Over the last two years Mr. Maddux has helped over 4000 clients make the decision to walk away from a financially crushing mortgage. Most of his clients are in California, but he has clients throughout the country, including New York. Many who walk away are upside down $100,000 or 30% (the amount borrowed is $100,000 or 30% more than the home is now worth).
YouWalkAway.com appoints you an attorney that is familiar with your state's mortgage laws and walks you through the process while covering the pluses and minuses of walking away. You make the final decision after weighing all the information.

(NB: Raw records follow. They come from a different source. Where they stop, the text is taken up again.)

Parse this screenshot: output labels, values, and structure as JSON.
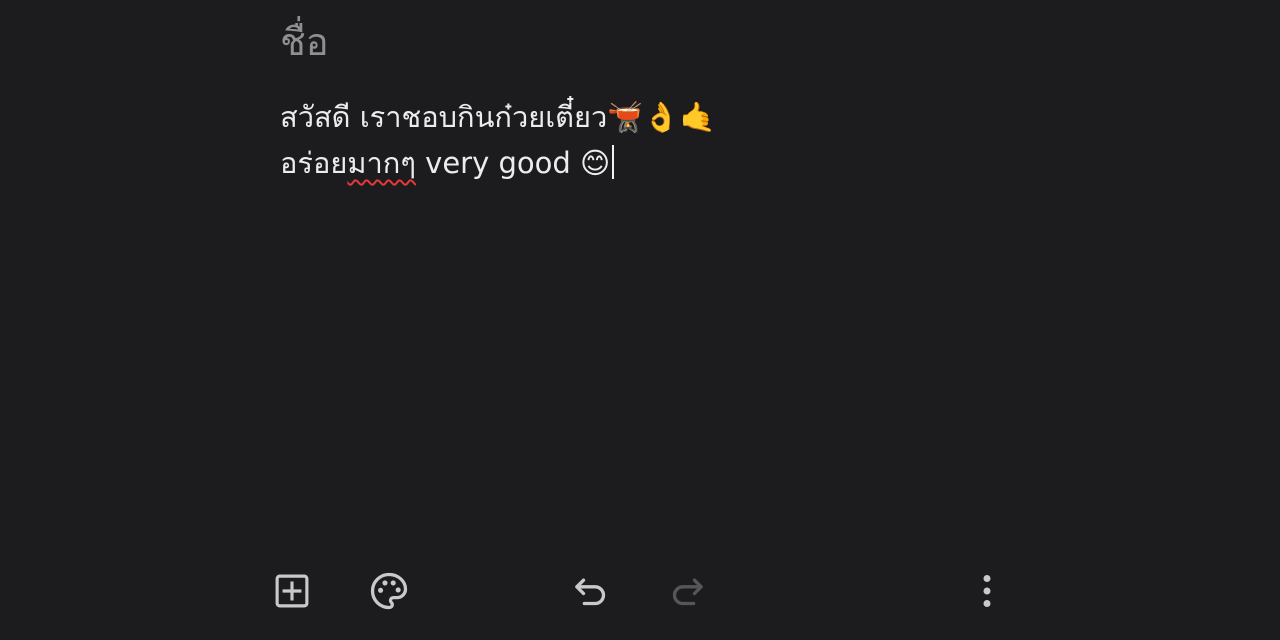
{
  "note": {
    "title_placeholder": "ชื่อ",
    "body_line1": "สวัสดี เราชอบกินก๋วยเตี๋ยว🫕👌🤙",
    "body_line2_before": "อร่อย",
    "body_line2_misspelled": "มากๆ",
    "body_line2_after": " very good 😊"
  },
  "toolbar": {
    "icons": [
      "add-box-icon",
      "palette-icon",
      "undo-icon",
      "redo-icon",
      "more-vert-icon"
    ],
    "redo_enabled": false
  },
  "colors": {
    "background": "#1c1c1f",
    "text": "#ececec",
    "placeholder": "#8f8f93",
    "icon": "#c9c9cc",
    "icon_disabled": "#56565a",
    "spell_underline": "#e53935"
  }
}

Mr. Maddux indicated that walking away is an option for both recourse and non-recourse loans. I found that recourse loans allow a lender to attempt to go after what you owe, even after they have taken collateral. Non-recourse loans don't allow the lender to pursue anything besides the original collateral (the house in a mortgage loan, for example). New York is considered a one-action state - a bit of both recourse and non-recourse. "In New York, for example, a lender must choose between the actions of foreclosing on the property or suing to collect the debt."
I asked Mr. Maddux what percentage of his clients contacted him after they became unemployed and he said that at one point about 45% of his clients said that unemployment was the main reason to consider a strategic default. Currently about 20% of those who walk away say it's because of unemployment, while most walk away because they are upside down on their equity.